And to answer your question (I'm not a crypto expert, so take with a pinch of salt):
With SHA-1, that probability is generally accepted to be 2^(-160). 1000 is roughly 2^10, so the final probability is about 2^(-150). I guess that's still improbable enough...
But I think you do make a very valid and interesting point.
Maybe a better way to explain my concern is to consider hashing something once versus twice, rather than 1000 times.
Let h be a hash function and p be the probability P(h(x) = h(y)) for randomly chosen x and y.
Say you have unique inputs a and b.
Obviously, P(h(a) = h(b)) = p.
Now consider P(h(h(a)) = h(h(b))). h(h(a)) = h(h(b)) if:
h(a) = h(b) [probability p]
h(a) != h(b) [probability 1-p], and
h(h(a)) = h(h(b)) [probability p].
Since p is small, the probability of a collision has nearly doubled just by applying the hash function again.
[note: Higher up in this thread I mistakenly implied that the probability increased linearly. With a low number of iterations and realistic values for p it should be close to linear, but not exact.]
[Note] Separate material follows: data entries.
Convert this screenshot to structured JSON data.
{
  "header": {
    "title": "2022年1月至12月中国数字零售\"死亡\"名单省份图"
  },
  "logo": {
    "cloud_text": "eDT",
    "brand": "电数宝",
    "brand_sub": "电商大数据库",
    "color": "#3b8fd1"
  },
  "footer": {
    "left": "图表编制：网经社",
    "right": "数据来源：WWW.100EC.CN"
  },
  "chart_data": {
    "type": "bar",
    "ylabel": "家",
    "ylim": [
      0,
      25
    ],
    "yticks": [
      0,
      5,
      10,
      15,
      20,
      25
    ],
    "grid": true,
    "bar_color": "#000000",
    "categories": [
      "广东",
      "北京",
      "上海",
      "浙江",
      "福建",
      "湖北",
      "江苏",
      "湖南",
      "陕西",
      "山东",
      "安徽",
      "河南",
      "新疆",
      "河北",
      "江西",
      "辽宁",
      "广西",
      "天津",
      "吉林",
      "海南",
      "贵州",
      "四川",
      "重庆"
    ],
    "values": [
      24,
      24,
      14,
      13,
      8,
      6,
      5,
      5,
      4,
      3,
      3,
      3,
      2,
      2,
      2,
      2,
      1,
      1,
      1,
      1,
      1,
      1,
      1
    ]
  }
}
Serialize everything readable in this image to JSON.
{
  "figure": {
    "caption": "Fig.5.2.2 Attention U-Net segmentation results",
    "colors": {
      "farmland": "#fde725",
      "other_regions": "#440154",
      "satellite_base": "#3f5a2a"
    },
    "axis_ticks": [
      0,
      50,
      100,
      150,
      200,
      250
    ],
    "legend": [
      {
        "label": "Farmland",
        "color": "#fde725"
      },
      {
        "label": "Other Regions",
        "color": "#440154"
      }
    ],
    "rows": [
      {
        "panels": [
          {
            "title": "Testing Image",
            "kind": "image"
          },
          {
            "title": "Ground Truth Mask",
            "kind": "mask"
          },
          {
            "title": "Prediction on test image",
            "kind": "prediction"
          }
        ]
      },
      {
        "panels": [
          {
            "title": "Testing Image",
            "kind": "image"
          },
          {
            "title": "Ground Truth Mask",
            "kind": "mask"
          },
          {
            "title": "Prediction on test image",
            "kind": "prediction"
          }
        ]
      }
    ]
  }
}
The converse is not true. There will be cases where SHA1(SHA1(m)) = SHA1(SHA1(n)), but SHA1(m) != SHA1(n). (Or does SHA1 somehow guarantee that this will not happen?)
So it seems to follow that the chances that H(a) = H(b) when H(m) -> SHA1(SHA1(m)) must be higher than when H(m) -> SHA1(m).
Am I missing something?
But on the off chance that we can end this thread gracefully, I'll point out that SHA256(SHA(256(m), m) is SHAd256(m), and considered by Ferguson to address security concerns in straight SHA256.
If SHA1(n) = SHA1(m), we know SHA1(SHA1(n)) = SHA1(SHA1(m)). (this is a consequence of SHA1 being deterministic)
Also, even if SHA1(n) != SHA1(m), there is still a chance that SHA1(SHA1(n)) = SHA1(SHA1(m)). (this is a consequence of collisions: SHA1(a) may equal SHA1(b) even if a != b.)
So the probability that SHA1(SHA1(n)) = SHA1(SHA1(m)) must be more than the probability that SHA1(n) = SHA1(m).
In general though, I'm still convinced that putting a hash function in a loop will increase the probability of a collision.
Or maybe I misunderstood your point about the loop? I assume by putting a loop around the hash you mean something like this:
key = SHA1(password)
1000 times do
key = SHA1(key)
Rename the functions. SHA1(SHA1) is now SHA1', SHA1(SHA1(SHA1)) is now SHA1''.
Explain why I care if there's an m and an n such that SHA1'(m) = SHA1''(n)?
They're two different hash functions.
He's saying that SHA1'(m) = SHA1'(n) implies that SHA1"(m) = SHA1"(n).
Let's do this with a very simple, silly hash function.
Let h(x) = (x/2)%10 (in integer arithmetic, e.g, 5/2 = 2, so h(5) = (5/2)%10 = 2%10 = 2.) So then let h2(x) = h(h(x)) = (h(x)/2)%10, and h3(x) = h(h(h(x))) = (h2(x)/2) % 10.
Here's a table:
x: h h2 h3
0 0 0 0
1 0 0 0
2 1 0 0
3 1 0 0
4 2 1 0
5 2 1 0
6 3 1 0
7 3 1 0
8 4 2 1
9 4 2 1
10 5 2 1
11 5 2 1
12 6 3 1
13 6 3 1
14 7 3 1
15 7 3 1
16 8 4 2
17 8 4 2
18 9 4 2
19 9 4 2
20 0 0 0
21 0 0 0
Of course, it's a bit of a jump to assume that the result is the same when you use a cryptographic hash function instead of a trivial one.
But regardless of the hash function, the same problem will occur unless there are no collisions for input between 0 and 2^160 - 1 (inclusive). From what I can tell, SHA1 can't guarantee this.